Australia is trying to contain a third wave of infections that has locked down its two major cities, Sydney and Melbourne, and its capital Canberra, putting more than half its 25 million population under strict stay-home restrictions.
The federal government has pledged more freedom of movement once 70-80% of the population aged over 16 is vaccinated.
The government agreed vaccine swap deals with Britain and Singapore last week for a total of around 4.5 million doses of the Pfizer-BioNTech vaccine, double this month’s supply.

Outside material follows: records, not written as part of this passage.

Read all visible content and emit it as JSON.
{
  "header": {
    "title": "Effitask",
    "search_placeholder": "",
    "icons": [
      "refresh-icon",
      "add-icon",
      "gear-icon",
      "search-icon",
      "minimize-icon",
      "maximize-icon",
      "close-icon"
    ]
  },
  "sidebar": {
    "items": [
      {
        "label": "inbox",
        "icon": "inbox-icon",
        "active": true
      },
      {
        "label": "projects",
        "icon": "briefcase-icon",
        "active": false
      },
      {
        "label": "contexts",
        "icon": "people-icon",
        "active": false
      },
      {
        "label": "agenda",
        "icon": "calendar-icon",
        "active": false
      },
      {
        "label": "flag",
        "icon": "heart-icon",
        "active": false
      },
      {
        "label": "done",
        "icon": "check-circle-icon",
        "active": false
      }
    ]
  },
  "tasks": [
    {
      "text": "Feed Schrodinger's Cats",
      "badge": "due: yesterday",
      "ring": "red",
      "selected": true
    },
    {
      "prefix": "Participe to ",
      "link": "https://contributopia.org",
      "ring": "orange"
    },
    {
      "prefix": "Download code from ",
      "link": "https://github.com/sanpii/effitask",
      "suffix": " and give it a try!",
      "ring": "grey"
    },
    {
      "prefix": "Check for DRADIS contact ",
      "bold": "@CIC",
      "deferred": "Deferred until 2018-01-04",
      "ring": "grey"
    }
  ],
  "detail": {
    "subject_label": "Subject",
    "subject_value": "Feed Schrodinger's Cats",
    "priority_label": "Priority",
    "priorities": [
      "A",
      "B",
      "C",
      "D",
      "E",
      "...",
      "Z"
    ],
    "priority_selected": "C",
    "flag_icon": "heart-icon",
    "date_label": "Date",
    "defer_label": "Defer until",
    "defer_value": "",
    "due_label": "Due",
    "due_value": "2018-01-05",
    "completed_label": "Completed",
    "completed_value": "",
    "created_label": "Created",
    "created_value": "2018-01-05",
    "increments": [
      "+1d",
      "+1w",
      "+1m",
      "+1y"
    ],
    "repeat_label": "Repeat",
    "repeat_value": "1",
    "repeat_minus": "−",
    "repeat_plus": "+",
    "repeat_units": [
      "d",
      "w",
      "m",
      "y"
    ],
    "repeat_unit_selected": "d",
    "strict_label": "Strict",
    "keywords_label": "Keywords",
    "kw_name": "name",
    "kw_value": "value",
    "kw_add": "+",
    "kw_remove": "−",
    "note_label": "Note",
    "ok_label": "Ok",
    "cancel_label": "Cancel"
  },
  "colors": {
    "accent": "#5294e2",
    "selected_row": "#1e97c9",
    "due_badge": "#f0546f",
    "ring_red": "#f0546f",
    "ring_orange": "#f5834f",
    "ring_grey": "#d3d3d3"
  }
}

“There will be another set of flights in a couple of days, but we’ll pretty much be getting a million of the four million every week over the next four weeks,” Lieutenant General John Frewen, head of the vaccination taskforce, told broadcaster ABC.
Frewen said one million doses of Moderna (MRNA.O) will also reach Australia in “a week or so”, becoming the third vaccine to join the rollout along with Pfizer (PFE.N) and AstraZeneca (AZN.L) shots.
Just over 38% of Australia’s adult population has been fully vaccinated, with the country expected to reach 70% by early November based on current rates.
Victoria state, which includes Melbourne, reported 246 new cases on Monday, its biggest daily rise of the year. Daily infections in New South Wales, the worst-affected state, are hovering near record levels.
Despite the recent outbreaks, Australia’s coronavirus numbers have remained relatively low at 61,600 cases and 1,039 deaths.
Under the vaccine swap deals, Australia will return equivalent numbers of Pfizer-BioNTech vaccines to Britain and Singapore later this year.